张鑫将水杯放下,不紧不慢的说:“谁让你这么古板呢,只是运点感冒药罢了,又不犯法,你非得千方百计的拦着。”
路遥脸上闪过一丝了然之色,道:“张鑫你这垃圾,狗改不了吃屎。将感冒药运到国外提炼毒品……咳咳……”
张鑫理了下领带,笑道:“你别血口喷人啊,我可是国际知名企业家。这次回国,‘省招商引资局’还打电话欢迎我呢~”

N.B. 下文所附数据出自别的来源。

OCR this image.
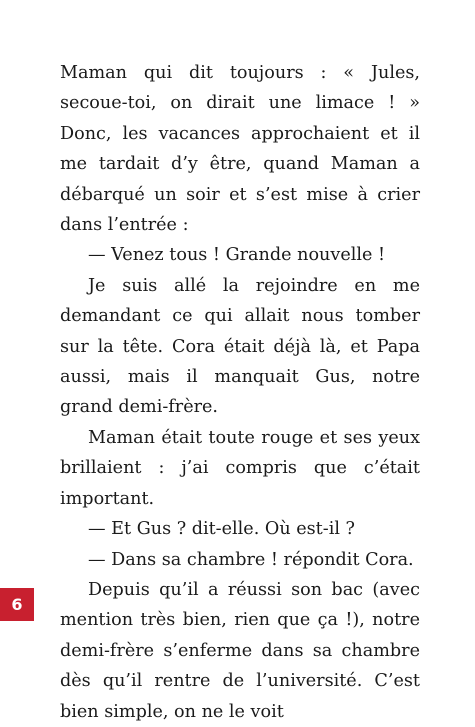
Maman qui dit toujours : « Jules, secoue-toi, on dirait une limace ! » Donc, les vacances approchaient et il me tardait d’y être, quand Maman a débarqué un soir et s’est mise à crier dans l’entrée :

— Venez tous ! Grande nouvelle !

Je suis allé la rejoindre en me demandant ce qui allait nous tomber sur la tête. Cora était déjà là, et Papa aussi, mais il manquait Gus, notre grand demi-frère.

Maman était toute rouge et ses yeux brillaient : j’ai compris que c’était important.

— Et Gus ? dit-elle. Où est-il ?

— Dans sa chambre ! répondit Cora.

Depuis qu’il a réussi son bac (avec mention très bien, rien que ça !), notre demi-frère s’enferme dans sa chambre dès qu’il rentre de l’université. C’est bien simple, on ne le voit

6
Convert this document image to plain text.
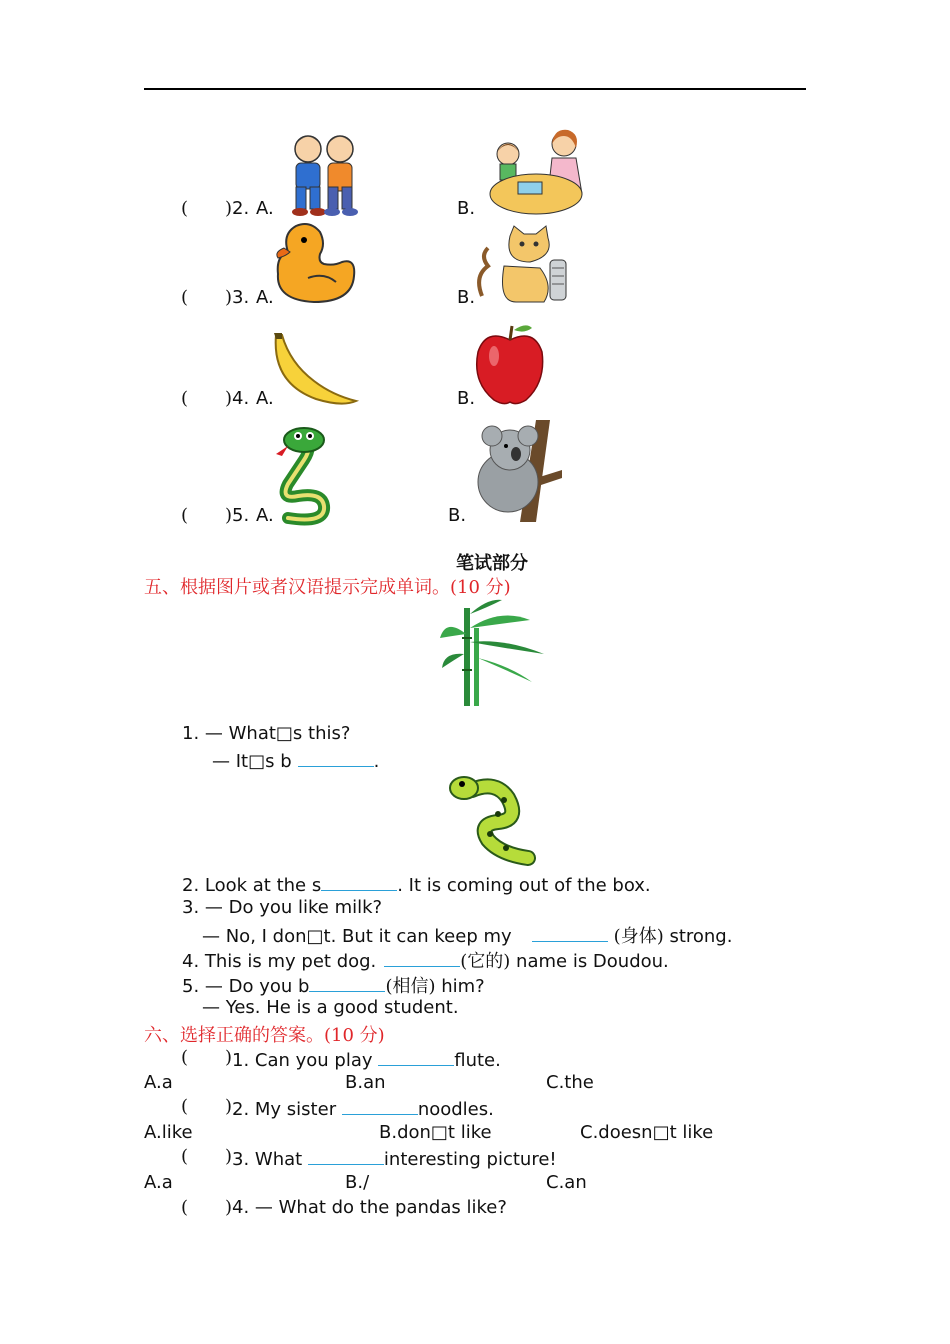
( ) 2. A.	B.
( ) 3. A.	B.
( ) 4. A.	B.
( ) 5. A.	B.
笔试部分
五、根据图片或者汉语提示完成单词。(10 分)
1. — What□s this?
— It□s b	.
2. Look at the s	. It is coming out of the box.
3. — Do you like milk?
— No, I don□t. But it can keep my	(身体) strong.
4. This is my pet dog.	(它的) name is Doudou.
5. — Do you b	(相信) him?
— Yes. He is a good student.
六、选择正确的答案。(10 分)
( ) 1. Can you play	flute.
A.a	B.an	C.the
( ) 2. My sister	noodles.
A.like	B.don□t like	C.doesn□t like
( ) 3. What	interesting picture!
A.a	B./	C.an
( ) 4. — What do the pandas like?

路遥叹了口气,现在的自己什么都做不了,索性闭上眼睛不再说话,安静等待死亡的到来。
但张鑫却不想让眼前饱受病痛折磨、即将离世的表兄走好。他附身靠近,悄悄说道:琇書蛧
“表哥啊~其实呢,我这次回国主要就是见你一面,告诉你一声——你的癌,是我弄出来的~”
路遥陡然挣开眼,“你说什么!”
张鑫笑眯眯的掏出个铅盒打开,里面是件古怪的三角形饰物,仅有巴掌大小,中间是只眼睛似的图案,一看就很有年代感。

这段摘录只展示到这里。